母が亡くなって、日常のすべてが変わった気がした
山の四季の一巡を、一年間住んで眺めてみたいと以前から思っていたのは確かだ。気がつけば、こんなに身軽な状態は今までなかった。そばについていてやりたい母ももういないし、仕事は遠隔地にいてもほとんど支障なく進められる。5、6年前に東京から横浜に移ったことで、すでに十分「遠隔地」まで来ていたのだ。横浜へ移ったとき、ある編集者には「平野さんは引っ込んじゃったから」とも言われた。都内でない限り、多忙を極める編集者やデザイナーにとって、遠隔問題は横浜だろうと八ヶ岳だろうとさほどの違いはないようだ。打ち合わせに来てくれる人は横浜でも八ヶ岳でも来てくれるし、来ない人は横浜でも来てはもらえない。
都心に住んでいたときは毎日のように来客があって、それはそれでおもしろい日々ではあった。が、50代になってすぐ母も亡くなって、日常のすべてが変わってしまった気がした。どんなにたくさん仕事をしても、もう褒めてくれる母はいないのだ。

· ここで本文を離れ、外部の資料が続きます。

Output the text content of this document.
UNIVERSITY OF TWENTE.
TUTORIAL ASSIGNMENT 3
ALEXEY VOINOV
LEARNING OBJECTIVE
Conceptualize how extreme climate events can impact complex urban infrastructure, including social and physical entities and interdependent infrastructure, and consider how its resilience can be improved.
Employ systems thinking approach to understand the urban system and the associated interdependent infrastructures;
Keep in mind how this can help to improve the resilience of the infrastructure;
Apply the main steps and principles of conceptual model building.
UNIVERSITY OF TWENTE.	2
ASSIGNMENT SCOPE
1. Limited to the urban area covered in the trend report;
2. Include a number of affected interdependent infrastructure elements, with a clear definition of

ハリウッドの女優、ゴールディ・ホーンがアクターズ・スタジオのインタビューで、母親を亡くした辛さをインタビュアーのジェイムズ・リプトンに問われ、「褒めてくれる人がいなくなったこと」と答えていた。20代でオスカーをとった押しも押されもせぬ大女優がそんなことを言うのか、と虚をつかれた心持ちになった。そのインタビューを見たときまだ母は元気だったが、ほんのりと、自分もそんな境遇にいつかなるのだろうか、と思ったことを覚えている。
母が病気になったころから、仕事の資料や道具をリュックに詰めては毎週横浜へ通い、週の半分を母と過ごしていた。体はしんどかったが、母のそばで過ごしたいという気持ちの方が大きく、何を作って一緒に食べようか、何を買って行って見せようか、そんなことを考えながら電車に乗って帰った。
母が亡くなってからも、空になった家にやはり毎週末帰った。帰ると、仏壇の花は枯れ、お茶はにごり、空気が澱んでいた。そのたびに気持ちが落ち込んだ。かといって毎週行かないと気になって仕方がない。花が枯れているのではないか、お茶が、お水が……。急に一人ぼっちになって、寂しさ悲しさをどうしていいかわからなかった。東京にいても寂しい、横浜へ帰っても東京が気になる。この股裂き状態は、心身ともに厳しいものがあった。